L’est-il toujours ? Depuis, il y a eu le 11 septembre, l’invasion de l’Irak, la monnaie unique, la forfaiture démocratique de 2005, la crise de 2008, le chômage massif, la trahison de la gauche de gouvernement, l’austérité éternelle promise par l’Union européenne sous direction allemande, le communautarisme, la montée de l’islamisme et le terrorisme du même nom. Une partie du peuple français, est devenue périphérique, invisible, a fait sécession et ne vote plus. Le pays a été doté d’un président improbable, choisi au premier tour par 18 % des inscrits. Alors, lorsque l’on commémore la victoire de 1998, on se prend à rêver.

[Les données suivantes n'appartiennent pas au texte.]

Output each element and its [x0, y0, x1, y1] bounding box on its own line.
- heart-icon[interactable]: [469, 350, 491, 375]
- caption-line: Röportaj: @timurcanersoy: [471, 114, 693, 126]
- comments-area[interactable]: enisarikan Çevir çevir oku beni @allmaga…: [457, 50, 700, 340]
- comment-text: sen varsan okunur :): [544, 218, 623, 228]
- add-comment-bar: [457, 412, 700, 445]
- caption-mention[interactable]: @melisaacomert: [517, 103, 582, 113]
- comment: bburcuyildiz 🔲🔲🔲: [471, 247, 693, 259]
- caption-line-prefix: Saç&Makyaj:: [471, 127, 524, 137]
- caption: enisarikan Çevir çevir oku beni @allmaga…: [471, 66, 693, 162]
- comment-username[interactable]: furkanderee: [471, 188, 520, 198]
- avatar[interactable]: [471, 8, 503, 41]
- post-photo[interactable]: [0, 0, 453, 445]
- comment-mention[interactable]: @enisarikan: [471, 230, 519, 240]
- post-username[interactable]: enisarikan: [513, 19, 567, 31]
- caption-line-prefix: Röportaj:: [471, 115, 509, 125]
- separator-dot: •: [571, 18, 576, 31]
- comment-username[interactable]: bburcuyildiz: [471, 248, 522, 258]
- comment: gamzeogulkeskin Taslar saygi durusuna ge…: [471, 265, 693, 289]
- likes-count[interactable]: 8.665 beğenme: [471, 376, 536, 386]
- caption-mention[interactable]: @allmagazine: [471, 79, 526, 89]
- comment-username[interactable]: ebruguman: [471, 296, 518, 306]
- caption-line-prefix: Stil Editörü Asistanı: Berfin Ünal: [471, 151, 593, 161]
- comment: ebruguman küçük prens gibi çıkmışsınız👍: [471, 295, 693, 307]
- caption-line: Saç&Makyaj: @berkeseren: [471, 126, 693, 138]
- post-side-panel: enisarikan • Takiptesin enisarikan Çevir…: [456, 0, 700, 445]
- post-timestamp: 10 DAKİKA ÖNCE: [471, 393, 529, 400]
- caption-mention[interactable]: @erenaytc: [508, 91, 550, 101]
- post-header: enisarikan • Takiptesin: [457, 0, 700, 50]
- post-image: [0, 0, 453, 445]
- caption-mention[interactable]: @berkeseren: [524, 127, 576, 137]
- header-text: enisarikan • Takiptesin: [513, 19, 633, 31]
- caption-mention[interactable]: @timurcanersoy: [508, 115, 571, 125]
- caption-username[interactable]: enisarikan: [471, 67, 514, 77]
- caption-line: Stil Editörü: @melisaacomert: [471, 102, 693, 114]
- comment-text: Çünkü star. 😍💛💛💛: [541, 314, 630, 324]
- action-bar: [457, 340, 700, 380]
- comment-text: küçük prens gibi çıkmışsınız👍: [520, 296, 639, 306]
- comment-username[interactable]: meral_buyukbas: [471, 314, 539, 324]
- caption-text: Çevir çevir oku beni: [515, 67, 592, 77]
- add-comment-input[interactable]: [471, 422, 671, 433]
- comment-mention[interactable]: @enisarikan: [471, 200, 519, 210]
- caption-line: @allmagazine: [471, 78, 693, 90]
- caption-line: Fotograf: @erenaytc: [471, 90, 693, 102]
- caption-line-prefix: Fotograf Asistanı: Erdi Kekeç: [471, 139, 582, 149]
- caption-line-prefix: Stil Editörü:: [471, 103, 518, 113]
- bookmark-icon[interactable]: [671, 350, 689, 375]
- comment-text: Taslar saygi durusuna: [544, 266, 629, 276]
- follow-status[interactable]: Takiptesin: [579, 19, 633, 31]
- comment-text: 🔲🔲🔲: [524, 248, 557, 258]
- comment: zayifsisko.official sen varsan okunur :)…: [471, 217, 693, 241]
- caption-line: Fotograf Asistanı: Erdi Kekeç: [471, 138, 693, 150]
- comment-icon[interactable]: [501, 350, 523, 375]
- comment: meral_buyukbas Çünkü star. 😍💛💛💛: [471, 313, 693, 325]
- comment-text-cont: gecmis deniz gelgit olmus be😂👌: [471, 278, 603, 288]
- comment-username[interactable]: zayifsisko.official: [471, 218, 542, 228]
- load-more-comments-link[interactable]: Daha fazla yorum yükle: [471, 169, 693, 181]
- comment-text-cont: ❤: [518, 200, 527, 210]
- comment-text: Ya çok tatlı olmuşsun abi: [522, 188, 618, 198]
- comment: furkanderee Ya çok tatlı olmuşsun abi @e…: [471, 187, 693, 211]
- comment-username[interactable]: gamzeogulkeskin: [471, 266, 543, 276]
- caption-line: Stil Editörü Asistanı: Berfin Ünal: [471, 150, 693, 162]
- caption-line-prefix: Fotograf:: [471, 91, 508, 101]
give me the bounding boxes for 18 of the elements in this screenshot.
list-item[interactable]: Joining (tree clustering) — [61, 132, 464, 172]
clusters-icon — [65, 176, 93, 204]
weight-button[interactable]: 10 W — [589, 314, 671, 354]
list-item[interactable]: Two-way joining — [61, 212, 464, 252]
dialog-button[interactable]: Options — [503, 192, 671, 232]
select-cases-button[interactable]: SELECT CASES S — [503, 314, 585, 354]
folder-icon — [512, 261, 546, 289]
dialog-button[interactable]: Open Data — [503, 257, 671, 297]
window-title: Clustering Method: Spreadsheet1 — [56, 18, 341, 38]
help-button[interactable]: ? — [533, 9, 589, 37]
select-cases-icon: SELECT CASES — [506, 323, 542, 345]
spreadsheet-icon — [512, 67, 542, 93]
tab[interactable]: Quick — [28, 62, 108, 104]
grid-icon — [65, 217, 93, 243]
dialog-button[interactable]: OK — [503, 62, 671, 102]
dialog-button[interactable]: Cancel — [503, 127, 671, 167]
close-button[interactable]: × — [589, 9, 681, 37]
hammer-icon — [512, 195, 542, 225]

Pourquoi pas un remake, retrouver un peu de joie et de fraternité, et une fois de plus grâce à ce sacré football ?

Borges disait que « le football est universel parce que la bêtise est universelle ». Au-delà du mépris facile pour notre cher « passing game », l’aveugle de Buenos Aires avait mis le doigt sur l’un des mystères du football. Qui fait partie des universaux anthropologiques. Comme la plupart des mammifères, Homo aime le jeu, c’est un instinct. Et la compétition aussi, c’est un fait culturel. Pour en organiser la combinaison, il a donc demandé aux Anglais d’inventer les sports et leurs règles. Ils ne se sont pas fait prier, elles sont bien sûr à la fois irrationnelles et incompréhensibles, mais faute d’être capable d’en imaginer d’autres, on les applique.

Le foot et son mystère

Tous les sports pratiqués aujourd’hui sur notre planète mondialisée sont rattachés à des cultures locales particulières, comme le vin l’est à un terroir. En France, on joue au rugby d’abord dans les villages du sud-ouest. On ne pratique pas le cricket partout, et encore moins le baseball. Même s’il s’est acclimaté ailleurs, le judo est japonais, les escrimeurs sont Français ou Hongrois et on pourrait multiplier les exemples, on butera toujours sur ce constat : seul le football est à ce point universel. Ce qui ne veut pas dire que l’on joue en tout lieu de la même façon, il suffit de regarder les Italiens et les Brésiliens pour s’en convaincre. Le foot a aussi son terroir, mais l’articulation nature et culture y est particulière, reste mystérieuse et c’est tant mieux. Alors, il y a les grincheux, qui ne connaissant pas le sens du mot communion, parlent de nouvelle religion. Et celles qui dénoncent le poids de l’argent, mais pour surtout pointer avec mépris « ces analphabètes payés des fortunes à taper dans un ballon ».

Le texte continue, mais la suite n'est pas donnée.